Ouvrir un mur porteur sur 4 mètres, c’est une intervention structurelle majeure. On ne parle plus d’une simple porte ou d’un portique standard : à cette largeur, on touche à la stabilité de l’ensemble du bâtiment, ce qui implique une poutre de section importante, une étude de structure obligatoire et une main-d’œuvre qualifiée. Le budget à prévoir est en conséquence.
La fourchette de prix pour une ouverture de 4 m
Pour une ouverture de 4 mètres dans un mur porteur, le coût total se situe généralement entre 4 500 et 9 000 euros selon la nature du mur, la section de la poutre nécessaire et les conditions d’accès au chantier. Cette fourchette inclut l’étaiement provisoire, la découpe du mur, la fourniture et la pose de la poutre, les scellements et les finitions de base des tableaux.
Sur ce budget, la poutre représente un poste significatif. Pour une ouverture de 4 mètres, le bureau d’études dimensionne généralement un profilé HEB ou HEA de section 260 à 340 selon les charges à reprendre. En fourniture seule, une telle poutre revient entre 800 et 2 500 euros selon la section et le poids de l’acier. La pose, qui inclut la manutention, le levage et le scellement, ajoute 1 500 à 2 500 euros supplémentaires.

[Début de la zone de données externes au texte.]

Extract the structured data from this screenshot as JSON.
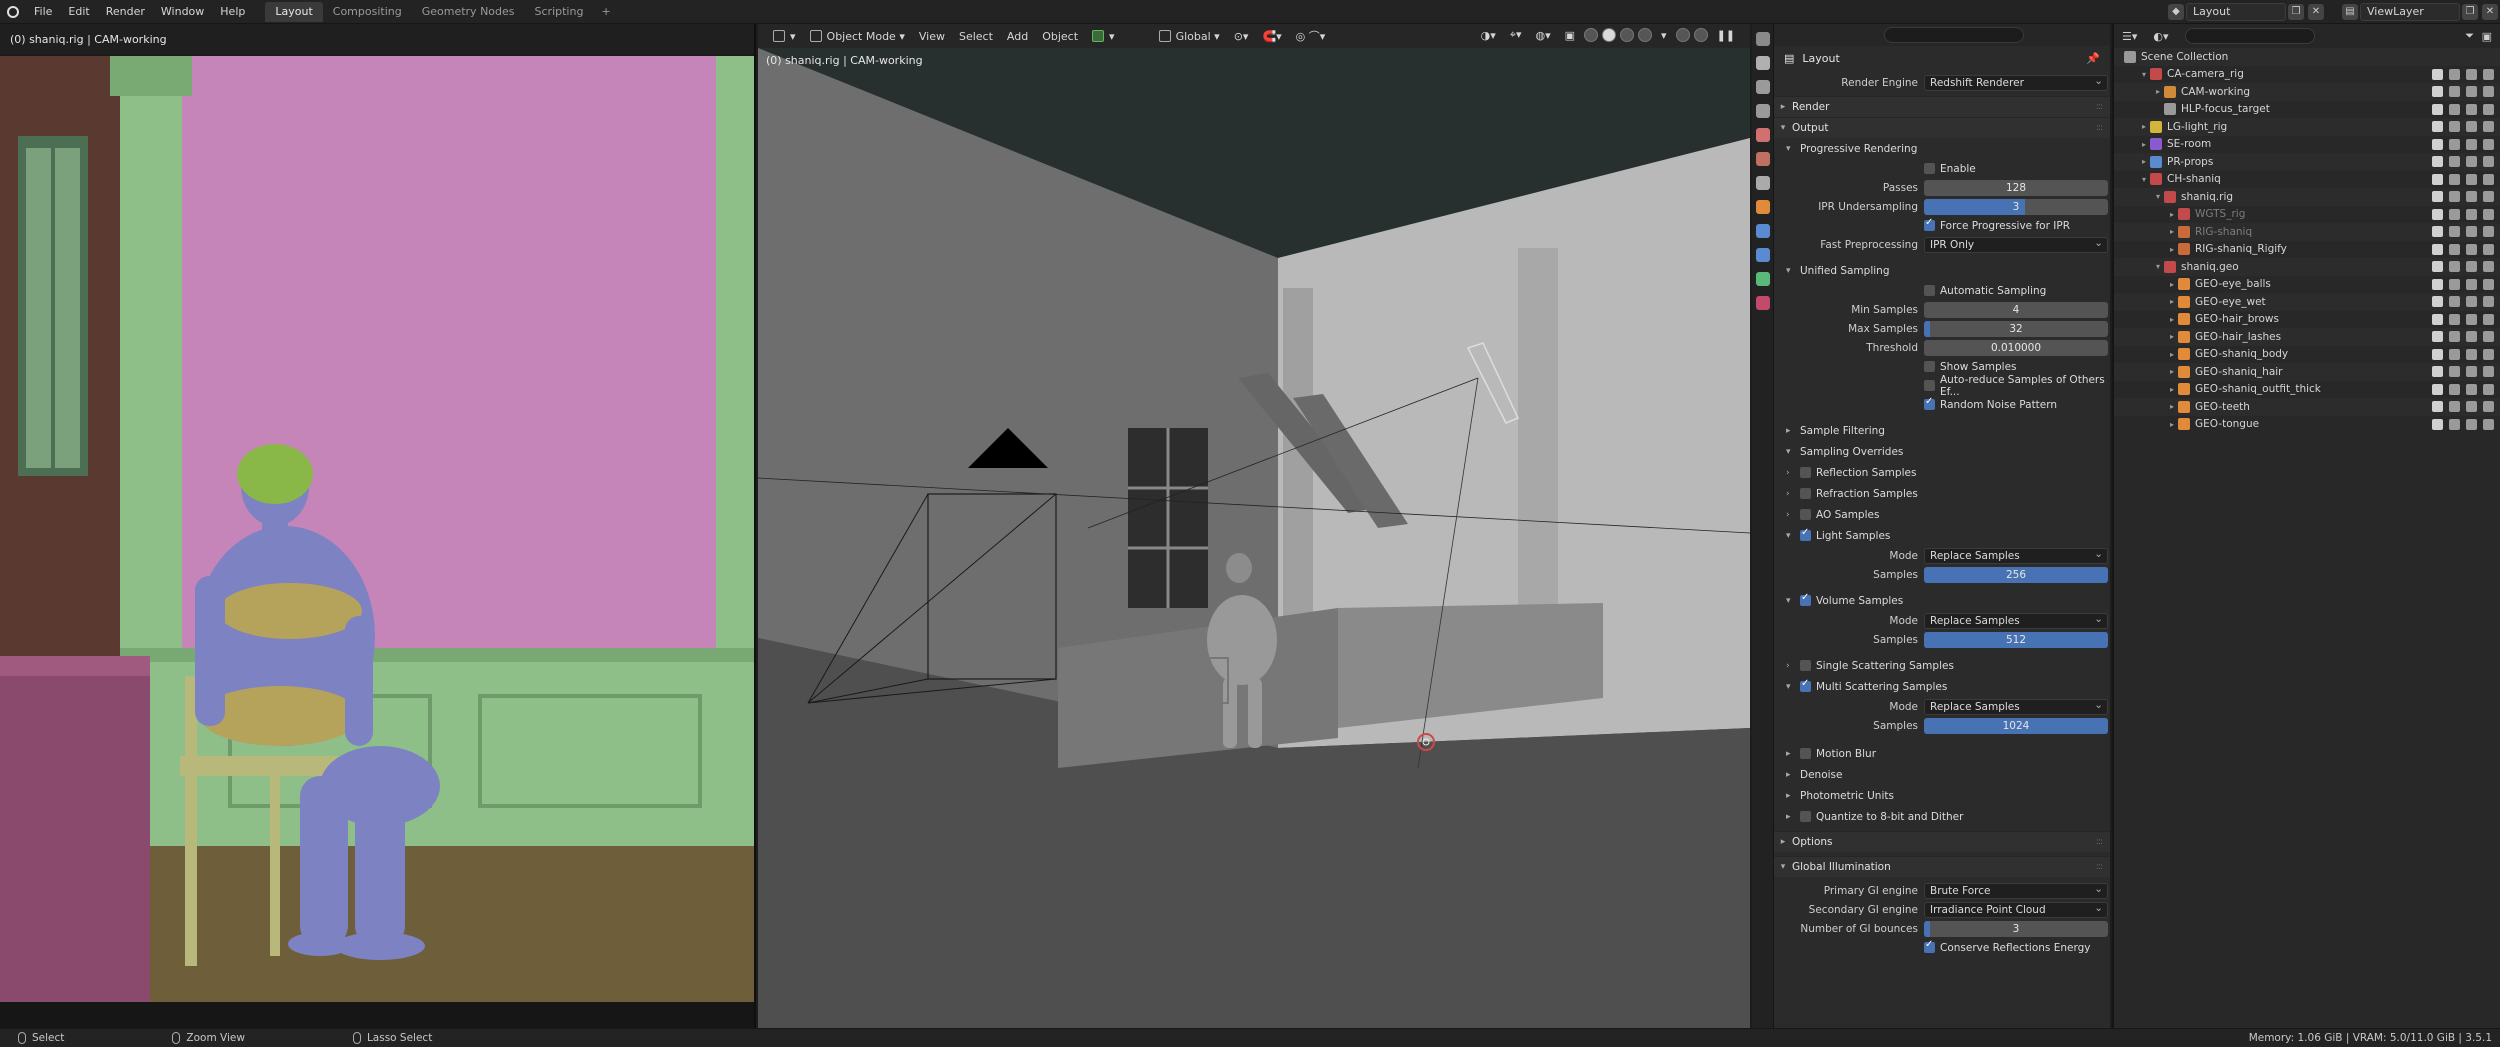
{
  "topbar": {
    "menus": [
      "File",
      "Edit",
      "Render",
      "Window",
      "Help"
    ],
    "workspaces": [
      "Layout",
      "Compositing",
      "Geometry Nodes",
      "Scripting"
    ],
    "active_workspace": "Layout",
    "add_tab": "+",
    "scene_name": "Layout",
    "view_layer": "ViewLayer"
  },
  "left_viewport": {
    "label": "(0) shaniq.rig | CAM-working"
  },
  "center_viewport": {
    "label": "(0) shaniq.rig | CAM-working",
    "toolbar": {
      "mode": "Object Mode",
      "menus": [
        "View",
        "Select",
        "Add",
        "Object"
      ],
      "orientation": "Global"
    }
  },
  "properties": {
    "title": "Layout",
    "render_engine_label": "Render Engine",
    "render_engine": "Redshift Renderer",
    "panels": {
      "render": "Render",
      "output": "Output",
      "progressive": "Progressive Rendering",
      "enable": "Enable",
      "passes_label": "Passes",
      "passes": "128",
      "ipr_label": "IPR Undersampling",
      "ipr": "3",
      "force_prog": "Force Progressive for IPR",
      "fast_pre_label": "Fast Preprocessing",
      "fast_pre": "IPR Only",
      "unified": "Unified Sampling",
      "auto_sampling": "Automatic Sampling",
      "min_label": "Min Samples",
      "min": "4",
      "max_label": "Max Samples",
      "max": "32",
      "thresh_label": "Threshold",
      "thresh": "0.010000",
      "show_samples": "Show Samples",
      "auto_reduce": "Auto-reduce Samples of Others Ef...",
      "random_noise": "Random Noise Pattern",
      "sample_filtering": "Sample Filtering",
      "sampling_overrides": "Sampling Overrides",
      "reflection": "Reflection Samples",
      "refraction": "Refraction Samples",
      "ao": "AO Samples",
      "light": "Light Samples",
      "mode_label": "Mode",
      "samples_label": "Samples",
      "replace": "Replace Samples",
      "light_samples": "256",
      "volume": "Volume Samples",
      "volume_samples": "512",
      "single_scatter": "Single Scattering Samples",
      "multi_scatter": "Multi Scattering Samples",
      "multi_samples": "1024",
      "motion_blur": "Motion Blur",
      "denoise": "Denoise",
      "photometric": "Photometric Units",
      "quantize": "Quantize to 8-bit and Dither",
      "options": "Options",
      "gi": "Global Illumination",
      "primary_label": "Primary GI engine",
      "primary": "Brute Force",
      "secondary_label": "Secondary GI engine",
      "secondary": "Irradiance Point Cloud",
      "bounces_label": "Number of GI bounces",
      "bounces": "3",
      "conserve": "Conserve Reflections Energy"
    }
  },
  "outliner": {
    "root": "Scene Collection",
    "rows": [
      {
        "name": "CA-camera_rig",
        "indent": 1,
        "arrow": "▾",
        "color": "#c24a4a",
        "dim": false
      },
      {
        "name": "CAM-working",
        "indent": 2,
        "arrow": "▸",
        "color": "#d08a3a",
        "dim": false
      },
      {
        "name": "HLP-focus_target",
        "indent": 2,
        "arrow": "",
        "color": "#9a9a9a",
        "dim": false
      },
      {
        "name": "LG-light_rig",
        "indent": 1,
        "arrow": "▸",
        "color": "#d4b43a",
        "dim": false
      },
      {
        "name": "SE-room",
        "indent": 1,
        "arrow": "▸",
        "color": "#8a5ad0",
        "dim": false
      },
      {
        "name": "PR-props",
        "indent": 1,
        "arrow": "▸",
        "color": "#5a8ad0",
        "dim": false
      },
      {
        "name": "CH-shaniq",
        "indent": 1,
        "arrow": "▾",
        "color": "#c24a4a",
        "dim": false
      },
      {
        "name": "shaniq.rig",
        "indent": 2,
        "arrow": "▾",
        "color": "#c24a4a",
        "dim": false
      },
      {
        "name": "WGTS_rig",
        "indent": 3,
        "arrow": "▸",
        "color": "#c24a4a",
        "dim": true
      },
      {
        "name": "RIG-shaniq",
        "indent": 3,
        "arrow": "▸",
        "color": "#c86a3a",
        "dim": true
      },
      {
        "name": "RIG-shaniq_Rigify",
        "indent": 3,
        "arrow": "▸",
        "color": "#c86a3a",
        "dim": false
      },
      {
        "name": "shaniq.geo",
        "indent": 2,
        "arrow": "▾",
        "color": "#c24a4a",
        "dim": false
      },
      {
        "name": "GEO-eye_balls",
        "indent": 3,
        "arrow": "▸",
        "color": "#e08a3a",
        "dim": false
      },
      {
        "name": "GEO-eye_wet",
        "indent": 3,
        "arrow": "▸",
        "color": "#e08a3a",
        "dim": false
      },
      {
        "name": "GEO-hair_brows",
        "indent": 3,
        "arrow": "▸",
        "color": "#e08a3a",
        "dim": false
      },
      {
        "name": "GEO-hair_lashes",
        "indent": 3,
        "arrow": "▸",
        "color": "#e08a3a",
        "dim": false
      },
      {
        "name": "GEO-shaniq_body",
        "indent": 3,
        "arrow": "▸",
        "color": "#e08a3a",
        "dim": false
      },
      {
        "name": "GEO-shaniq_hair",
        "indent": 3,
        "arrow": "▸",
        "color": "#e08a3a",
        "dim": false
      },
      {
        "name": "GEO-shaniq_outfit_thick",
        "indent": 3,
        "arrow": "▸",
        "color": "#e08a3a",
        "dim": false
      },
      {
        "name": "GEO-teeth",
        "indent": 3,
        "arrow": "▸",
        "color": "#e08a3a",
        "dim": false
      },
      {
        "name": "GEO-tongue",
        "indent": 3,
        "arrow": "▸",
        "color": "#e08a3a",
        "dim": false
      }
    ]
  },
  "statusbar": {
    "select": "Select",
    "zoom": "Zoom View",
    "lasso": "Lasso Select",
    "memory": "Memory: 1.06 GiB | VRAM: 5.0/11.0 GiB | 3.5.1"
  },
  "colors": {
    "accent": "#4772b3",
    "wall_pink": "#c585b8",
    "trim_green": "#8fbf88",
    "floor": "#6e5e3a",
    "body_blue": "#7d82c2",
    "outfit_gold": "#b5a35c"
  }
}
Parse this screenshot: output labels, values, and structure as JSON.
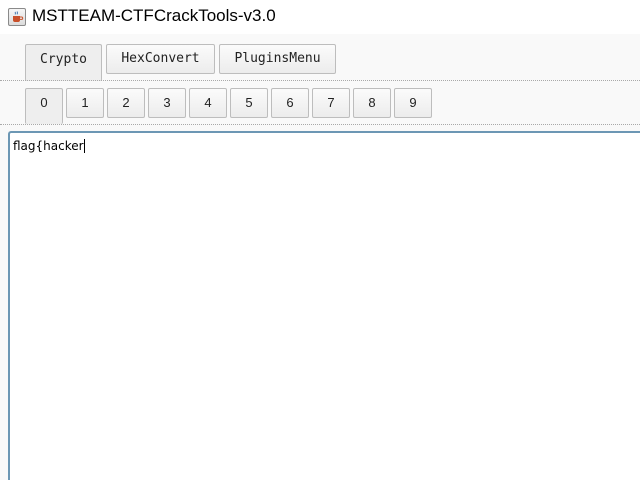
{
  "window": {
    "title": "MSTTEAM-CTFCrackTools-v3.0",
    "icon": "java-cup-icon"
  },
  "main_tabs": [
    {
      "label": "Crypto",
      "selected": true
    },
    {
      "label": "HexConvert",
      "selected": false
    },
    {
      "label": "PluginsMenu",
      "selected": false
    }
  ],
  "number_tabs": [
    {
      "label": "0",
      "selected": true
    },
    {
      "label": "1",
      "selected": false
    },
    {
      "label": "2",
      "selected": false
    },
    {
      "label": "3",
      "selected": false
    },
    {
      "label": "4",
      "selected": false
    },
    {
      "label": "5",
      "selected": false
    },
    {
      "label": "6",
      "selected": false
    },
    {
      "label": "7",
      "selected": false
    },
    {
      "label": "8",
      "selected": false
    },
    {
      "label": "9",
      "selected": false
    }
  ],
  "editor": {
    "value": "flag{hacker"
  },
  "colors": {
    "editor_border": "#6c97b4",
    "tab_border": "#bdbdbd",
    "background": "#f9f9f9"
  }
}
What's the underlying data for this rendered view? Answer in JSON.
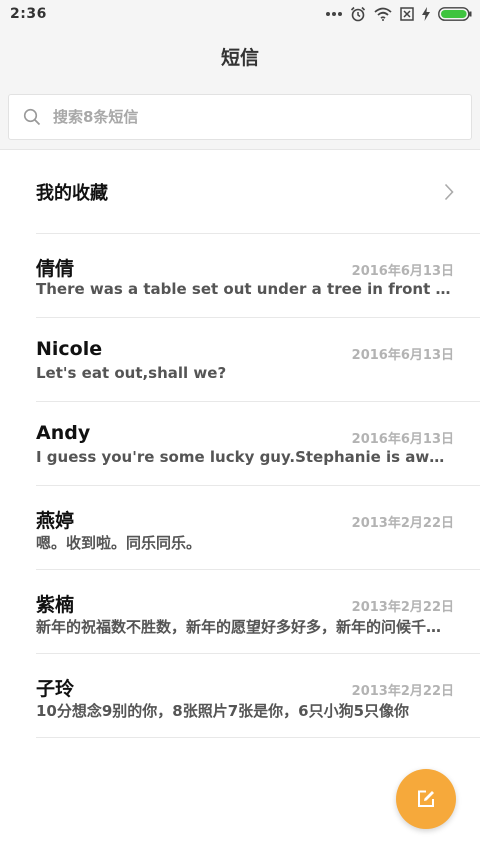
{
  "status_bar": {
    "time": "2:36",
    "icons": [
      "more-dots-icon",
      "alarm-icon",
      "wifi-icon",
      "no-sim-icon",
      "charging-icon",
      "battery-icon"
    ]
  },
  "header": {
    "title": "短信"
  },
  "search": {
    "placeholder": "搜索8条短信"
  },
  "favorites": {
    "label": "我的收藏"
  },
  "messages": [
    {
      "name": "倩倩",
      "date": "2016年6月13日",
      "preview": "There was a table set out under a tree in front of the house"
    },
    {
      "name": "Nicole",
      "date": "2016年6月13日",
      "preview": "Let's eat out,shall we?"
    },
    {
      "name": "Andy",
      "date": "2016年6月13日",
      "preview": "I guess you're some lucky guy.Stephanie is awesome"
    },
    {
      "name": "燕婷",
      "date": "2013年2月22日",
      "preview": "嗯。收到啦。同乐同乐。"
    },
    {
      "name": "紫楠",
      "date": "2013年2月22日",
      "preview": "新年的祝福数不胜数，新年的愿望好多好多，新年的问候千言万语"
    },
    {
      "name": "子玲",
      "date": "2013年2月22日",
      "preview": "10分想念9别的你，8张照片7张是你，6只小狗5只像你"
    }
  ],
  "colors": {
    "accent": "#f6a93b",
    "battery": "#3fc43f"
  },
  "fab": {
    "icon": "compose-icon"
  }
}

Ce qui fait varier la facture
La nature du mur
Un mur en parpaing ou en brique creuse est plus rapide à découper qu’un mur en béton armé ou en pierre de taille. Sur un mur en béton armé, la découpe à la disqueuse diamant et l’évacuation des gravats lourds allongent le chantier et font grimper la main-d’œuvre de 20 à 40 % par rapport au même travail sur parpaing.
Le nombre de niveaux au-dessus
Plus il y a d’étages à supporter au-dessus de l’ouverture, plus la poutre doit être dimensionnée en conséquence et plus le coût augmente. Un mur porteur en rez-de-chaussée d’une maison de plain-pied ne demande pas la même section de poutre qu’un mur au rez-de-chaussée d’un immeuble de trois étages.
L’accès au chantier
Un appartement en étage sans ascenseur, une ruelle étroite qui interdit le passage d’une benne ou une zone urbaine dense où l’installation d’un échafaudage nécessite une autorisation de voirie : chacune de ces contraintes génère un surcoût de 10 à 20 % sur le budget global.
Les frais obligatoires à ne pas oublier
L’étude de faisabilité par un bureau d’études techniques (BET) est indispensable avant tout chantier sur un mur porteur. Elle fixe la section exacte de la poutre, les appuis nécessaires et le mode opératoire. Son coût se situe entre 700 et 1 500 euros selon la complexité du projet. Le plan d’exécution représente 200 à 500 euros supplémentaires.
Sur le plan réglementaire, une déclaration préalable de travaux est généralement suffisante pour une ouverture intérieure ne modifiant pas l’aspect extérieur du bâtiment. En copropriété, l’accord de l’assemblée générale est en revanche obligatoire dès lors que le mur porteur est un élément des parties communes, ce qui est presque toujours le cas.